PAR CES MOTIFS, La Chambre civile : A la forme : Déclare recevable l'appel interjeté le 22 novembre 2017 par A______ contre le jugement JTPI/13427/2017 rendu le 19 octobre 2017 par le Tribunal de première instance dans la cause C/9873/2015-8. Au fond : Confirme le jugement entrepris. Déboute les parties de toutes autres conclusions. Sur les frais : Arrête les frais judiciaires d'appel à 6'650 fr., les met à la charge de A______ et les compense avec l'avance fournie, laquelle reste acquise à l'Etat de Genève. Condamne A______ à payer à B______ la somme de 7'500 fr. à titre de dépens d'appel. Siégeant : Madame Ursula ZEHETBAUER GHAVAMI, présidente; Monsieur Ivo BUETTI, Madame Nathalie RAPP, juges; Madame Camille LESTEVEN, greffière.
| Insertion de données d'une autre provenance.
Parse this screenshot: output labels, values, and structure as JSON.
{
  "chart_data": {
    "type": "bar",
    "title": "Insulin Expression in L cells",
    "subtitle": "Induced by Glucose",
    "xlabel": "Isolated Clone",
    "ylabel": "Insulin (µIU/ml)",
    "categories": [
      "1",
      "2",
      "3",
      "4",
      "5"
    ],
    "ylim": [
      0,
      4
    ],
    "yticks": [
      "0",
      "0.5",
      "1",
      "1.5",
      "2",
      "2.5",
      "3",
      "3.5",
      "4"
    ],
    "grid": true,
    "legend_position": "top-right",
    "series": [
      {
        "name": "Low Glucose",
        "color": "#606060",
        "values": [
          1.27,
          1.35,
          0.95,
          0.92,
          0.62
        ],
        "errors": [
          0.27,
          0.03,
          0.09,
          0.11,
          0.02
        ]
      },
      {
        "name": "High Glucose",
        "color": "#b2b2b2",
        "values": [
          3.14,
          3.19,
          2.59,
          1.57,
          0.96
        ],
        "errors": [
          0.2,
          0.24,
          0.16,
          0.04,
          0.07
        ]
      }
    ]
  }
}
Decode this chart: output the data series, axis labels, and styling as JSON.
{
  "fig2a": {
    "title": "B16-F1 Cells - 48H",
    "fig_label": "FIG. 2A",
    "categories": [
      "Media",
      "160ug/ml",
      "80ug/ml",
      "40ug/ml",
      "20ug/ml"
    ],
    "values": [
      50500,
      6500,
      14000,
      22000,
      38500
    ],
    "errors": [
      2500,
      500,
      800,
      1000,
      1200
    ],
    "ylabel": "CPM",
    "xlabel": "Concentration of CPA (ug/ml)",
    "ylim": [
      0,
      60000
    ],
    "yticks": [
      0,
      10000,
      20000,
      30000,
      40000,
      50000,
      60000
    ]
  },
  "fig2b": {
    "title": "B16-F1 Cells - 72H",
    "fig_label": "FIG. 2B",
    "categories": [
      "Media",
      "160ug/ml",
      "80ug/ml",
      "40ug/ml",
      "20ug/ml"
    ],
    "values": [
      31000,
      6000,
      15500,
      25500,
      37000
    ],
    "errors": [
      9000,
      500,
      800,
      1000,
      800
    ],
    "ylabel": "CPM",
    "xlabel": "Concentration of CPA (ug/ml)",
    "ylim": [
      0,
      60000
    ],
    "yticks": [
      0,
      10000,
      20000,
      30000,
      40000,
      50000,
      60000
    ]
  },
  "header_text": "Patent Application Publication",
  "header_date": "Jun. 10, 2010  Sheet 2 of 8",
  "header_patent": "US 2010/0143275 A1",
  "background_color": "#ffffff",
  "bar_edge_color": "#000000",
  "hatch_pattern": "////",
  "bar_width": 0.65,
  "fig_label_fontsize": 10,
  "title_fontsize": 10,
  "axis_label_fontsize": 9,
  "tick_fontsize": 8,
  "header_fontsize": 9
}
La présidente : Ursula ZEHETBAUER GHAVAMI

La greffière : Camille LESTEVEN

Indication des voies de recours : Le Tribunal fédéral connaît, comme juridiction ordinaire de recours, des recours en matière civile; la qualité et les autres conditions pour interjeter recours sont déterminées par les art. 72 à 77 et 90 ss de la loi sur le Tribunal fédéral du 17 juin 2005 (LTF; RS 173.110). Il connaît également des recours constitutionnels subsidiaires; la qualité et les autres conditions pour interjeter recours sont déterminées par les art. 113 à 119 et 90 ss LTF. Dans les deux cas, le recours motivé doit être formé dans les trente jours qui suivent la notification de l'expédition complète de l'arrêt attaqué. L'art. 119 al. 1 LTF prévoit que si une partie forme un recours ordinaire et un recours constitutionnel, elle doit déposer les deux recours dans un seul mémoire. Le recours doit être adressé au Tribunal fédéral, 1000 Lausanne 14. Valeur litigieuse des conclusions pécuniaires au sens de la LTF supérieure ou égale à 30'000 fr.